Surgical complications in truncal melanomas were found to have a two-fold increase with drainage to MLNB compared to SLNB. Similar to the MSLT-I trial, the complications within our patient cohort included wound dehiscence/breakdown, seroma and lymphoedema.11 In contrast, drainage to MLNB for head and neck melanoma was associated with no complications. This result may reflect that healing post-SeNBx within the cervical region is more uneventful compared to the axilla or groin for truncal melanoma.

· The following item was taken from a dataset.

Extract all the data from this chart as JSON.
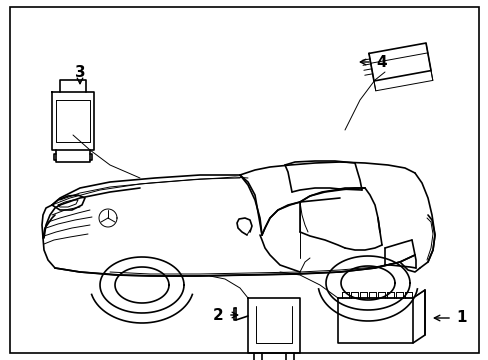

Head and neck melanoma has been shown to have a worse five-year disease-free survival rate compared to melanomas in the trunk or extremities.19 Our study similarly demonstrated a higher recurrence rate within the head and neck melanoma cohort compared to the truncal melanoma cohort, despite having a lower rate of positive SeNBx. Our finding may be explained by De Rosa and colleagues’ study, which demonstrated that head and neck melanomas are associated with a 20.4 per cent rate of false negative SeNBx.4 Furthermore, our review supports evidence within the literature by demonstrating that head and neck melanomas that drain to MLNB have a lower incidence of recurrence.6 Overall, drainage to MLNB may allow for a complete sampling of sentinel nodes that drain the primary tumour. This may make the analysis of SeNBx more sensitive at detecting metastatic disease, especially within the head and neck melanoma cohort. While findings of metastatic disease prognosticate a more aggressive disease, it may also result in a patient’s eligibility for immunotherapy trials, more rigorous surveillance and therefore improved management of their melanoma. A prospective study comparing SeNBx in head and neck melanoma and truncal melanoma to extremity melanoma would further aid comparison, given the different number of drainage sites.

Limitations

Our study is limited by its retrospective nature and small sample size, especially for the head and neck melanoma cohort. Follow-up for a minimum of five years for all patients would have provided further information on complications and recurrence rates. A prospective study comparing SenBx in head and neck melanoma and truncal melanoma to extremity melanoma would aid further comparison given the different number of drainage sites.

Conclusion

We have demonstrated that drainage to MLNB has a higher positive SeNBx rate compared to SLNB. The presence of ulceration is a risk factor for drainage to MLNB in both truncal and head and neck melanoma, while a BT of greater than 2.1 mm and a mitotic rate of 3.0 is a further risk factor for drainage to MLNB in truncal melanomas. One-third of the truncal melanomas drained to MLNB within our cohort. Furthermore, truncal melanoma patients with a positive SeNBx tended to be younger and may potentially have a poorer prognosis due to their expected longer lifespan. Finally, within our small cohort, we showed that drainage to MLNB in both truncal and head and neck melanoma has a lower recurrence rate, potentially demonstrating some therapeutic benefit of performing SeNBx.


Conflict of Interest

The authors have no conflicts of interest to disclose

Funding declaration

The authors received no financial support for the research, authorship, and/or publication of this article.